Employees are also motivated by the possibility for experience, the location of the career, the responsibility or the challenges involved.
“We have to take these things into account,” Hewlett says. “Pay and performance are the biggest things we have control over. But are there possibilities for indirect compensation? Is that clear to the employee? There might be a need for communication so that everyone is clear on compensation.”
The chance for advancement may be another motivating factor.
Those employees who also supervise others are particularly important on ag operations, and Hewlett notes that they are the linchpins of the operation.
“They are caught in the middle,” he says. “Sometimes they are part of the crew and accomplishing the day-to-day work, but other times they are the point at which business turns.”
“They are key to making sure the business operates the way we have in mind,” Hewlett comments.
Since those employees are supervising the work of others, determining how much responsibility they have and how it is delegated is important, he continued.
“There are some discussions that should be had to help us decide what kinds of things are worth delegating and which may be easier to take care of as the ranch owner,” Hewlett explains.
It is also important to consider, after work is delegated, how to communicate what work should be done.
“How that delegation is carried out in terms of supervisor instructions is also important,” Hewlett continues. “There are lots of styles of instruction.”
For example, he explains that authoritarian supervisors operate under a system where workers are told what to do and then receive criticism if the work isn’t carried out as expected by the supervisor.
“The other levels involve more thinking from the workers about how we are going to carry out work as opposed to management describing how they want it to happen,” he says, noting that other styles of management involve employees more directly in making decisions. “We can also give employees ideas about the direction we want to go and the boundaries.”
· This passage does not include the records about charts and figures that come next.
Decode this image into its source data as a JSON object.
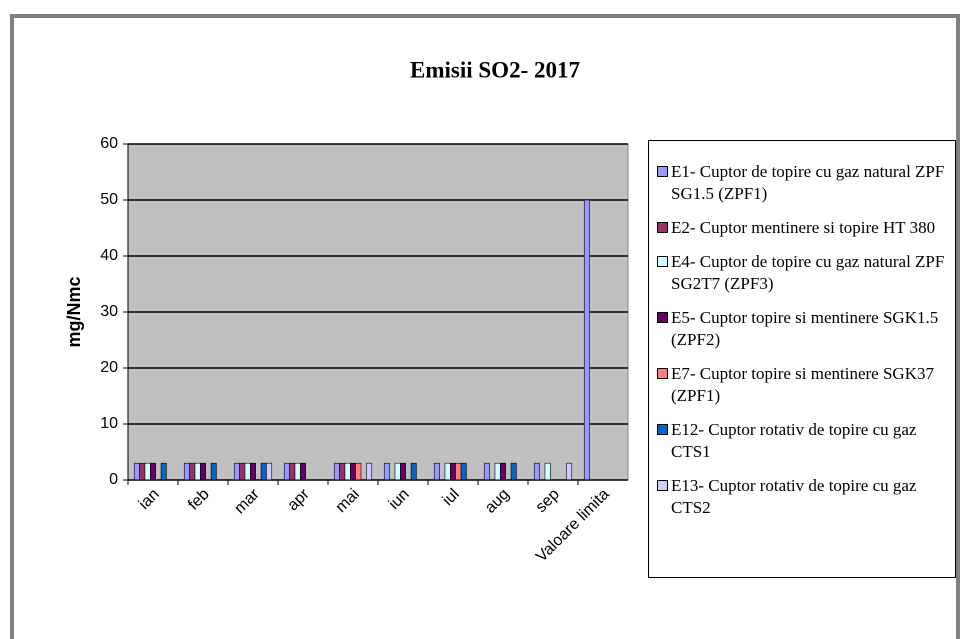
{
  "chart_data": {
    "type": "bar",
    "title": "Emisii SO2- 2017",
    "y_label": "mg/Nmc",
    "categories": [
      "ian",
      "feb",
      "mar",
      "apr",
      "mai",
      "iun",
      "iul",
      "aug",
      "sep",
      "Valoare limita"
    ],
    "series": [
      {
        "name": "E1- Cuptor de topire cu gaz natural ZPF SG1.5 (ZPF1)",
        "color": "#9999ff",
        "values": [
          3,
          3,
          3,
          3,
          3,
          3,
          3,
          3,
          3,
          50
        ]
      },
      {
        "name": "E2- Cuptor mentinere si topire HT 380",
        "color": "#993366",
        "values": [
          3,
          3,
          3,
          3,
          3,
          null,
          null,
          null,
          null,
          null
        ]
      },
      {
        "name": "E4- Cuptor de topire cu gaz natural ZPF SG2T7 (ZPF3)",
        "color": "#ccffff",
        "values": [
          3,
          3,
          3,
          3,
          3,
          3,
          3,
          3,
          3,
          null
        ]
      },
      {
        "name": "E5- Cuptor topire si mentinere SGK1.5 (ZPF2)",
        "color": "#660066",
        "values": [
          3,
          3,
          3,
          3,
          3,
          3,
          3,
          3,
          null,
          null
        ]
      },
      {
        "name": "E7- Cuptor topire si mentinere SGK37 (ZPF1)",
        "color": "#ff8080",
        "values": [
          null,
          null,
          null,
          null,
          3,
          null,
          3,
          null,
          null,
          null
        ]
      },
      {
        "name": "E12- Cuptor rotativ de topire cu gaz CTS1",
        "color": "#0066cc",
        "values": [
          3,
          3,
          3,
          null,
          null,
          3,
          3,
          3,
          null,
          null
        ]
      },
      {
        "name": "E13- Cuptor rotativ de topire cu gaz CTS2",
        "color": "#ccccff",
        "values": [
          null,
          null,
          3,
          null,
          3,
          null,
          null,
          null,
          3,
          null
        ]
      }
    ],
    "ylim": [
      0,
      60
    ],
    "yticks": [
      0,
      10,
      20,
      30,
      40,
      50,
      60
    ],
    "grid": true
  }
}
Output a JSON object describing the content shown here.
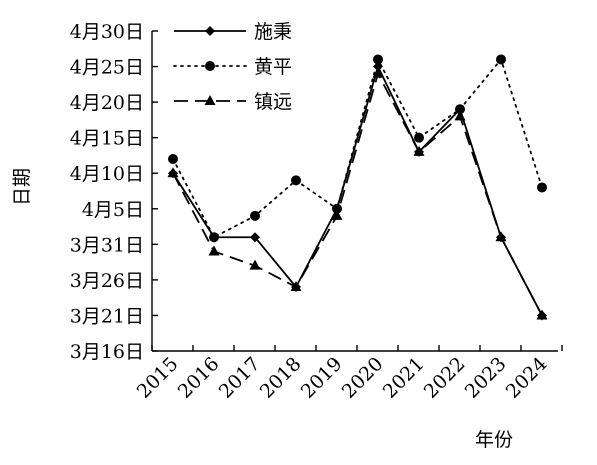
{
  "chart_data": {
    "type": "line",
    "xlabel": "年份",
    "ylabel": "日期",
    "categories": [
      "2015",
      "2016",
      "2017",
      "2018",
      "2019",
      "2020",
      "2021",
      "2022",
      "2023",
      "2024"
    ],
    "y_ticks": [
      "3月16日",
      "3月21日",
      "3月26日",
      "3月31日",
      "4月5日",
      "4月10日",
      "4月15日",
      "4月20日",
      "4月25日",
      "4月30日"
    ],
    "y_tick_values": [
      "03-16",
      "03-21",
      "03-26",
      "03-31",
      "04-05",
      "04-10",
      "04-15",
      "04-20",
      "04-25",
      "04-30"
    ],
    "ylim": [
      "03-16",
      "04-30"
    ],
    "legend_position": "top-left",
    "grid": false,
    "series": [
      {
        "name": "施秉",
        "line_style": "solid",
        "marker": "diamond",
        "color": "#000000",
        "values": [
          "04-10",
          "04-01",
          "04-01",
          "03-25",
          "04-05",
          "04-25",
          "04-13",
          "04-19",
          "04-01",
          "03-21"
        ]
      },
      {
        "name": "黄平",
        "line_style": "dotted",
        "marker": "circle",
        "color": "#000000",
        "values": [
          "04-12",
          "04-01",
          "04-04",
          "04-09",
          "04-05",
          "04-26",
          "04-15",
          "04-19",
          "04-26",
          "04-08"
        ]
      },
      {
        "name": "镇远",
        "line_style": "dashed",
        "marker": "triangle",
        "color": "#000000",
        "values": [
          "04-10",
          "03-30",
          "03-28",
          "03-25",
          "04-04",
          "04-24",
          "04-13",
          "04-18",
          "04-01",
          "03-21"
        ]
      }
    ]
  }
}
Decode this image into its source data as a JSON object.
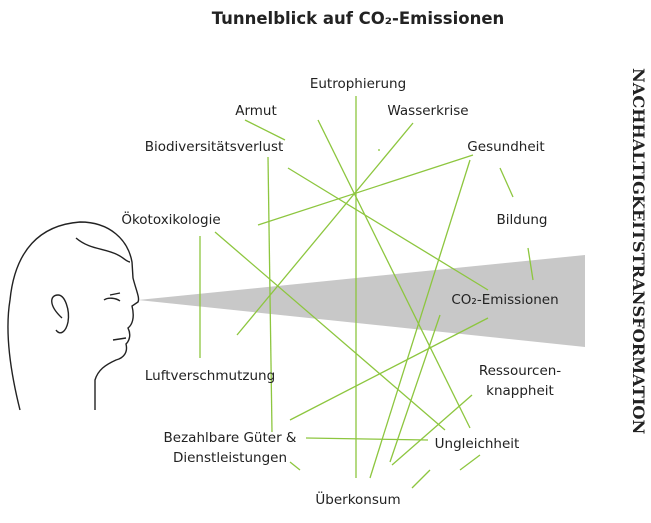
{
  "title": "Tunnelblick auf CO₂-Emissionen",
  "side_label": "NACHHALTIGKEITSTRANSFORMATION",
  "nodes": [
    {
      "label": [
        "Eutrophierung"
      ]
    },
    {
      "label": [
        "Armut"
      ]
    },
    {
      "label": [
        "Wasserkrise"
      ]
    },
    {
      "label": [
        "Biodiversitätsverlust"
      ]
    },
    {
      "label": [
        "Gesundheit"
      ]
    },
    {
      "label": [
        "Ökotoxikologie"
      ]
    },
    {
      "label": [
        "Bildung"
      ]
    },
    {
      "label": [
        "CO₂-Emissionen"
      ]
    },
    {
      "label": [
        "Luftverschmutzung"
      ]
    },
    {
      "label": [
        "Ressourcen-",
        "knappheit"
      ]
    },
    {
      "label": [
        "Bezahlbare Güter &",
        "Dienstleistungen"
      ]
    },
    {
      "label": [
        "Ungleichheit"
      ]
    },
    {
      "label": [
        "Überkonsum"
      ]
    }
  ]
}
“One way is not right or wrong,” Hewlett says. “In different circumstances, on different operations, there are some situations that lead to one approach over the other.”
At the same time, Hewlett mentions that leadership styles can also facilitate employee growth and may help reward employees for their success.
“How can we use leadership to bring out the skills of our employees so they can become more autonomous and take over some responsibility from management?” he asked. “Starting off with an authoritative approach and working to more of a coaching situation can help people move forward and build responsibility within the organization.”
Evaluating employees based on their supervisory performance, Hewlett continues, is also an important part of management.
“Hiring someone with experience helps with supervisory performance, but that doesn’t mean we can’t mentor people into those roles,” he says. “There are things we can do to coach them into being more effective in team situations.”
Hewlett notes that there are various stages of team performance and formation that can help employees to be effective and efficient.
“We have to have a formalized process for managing and evaluating employees,” Hewlett says. “This is critical to getting our job done. Most ag operators have a sketchy system in place, but there are ways to make it better.”
Hewlett spoke during the 2015 Progressive Rancher Forum, held on Nov. 30 in Casper.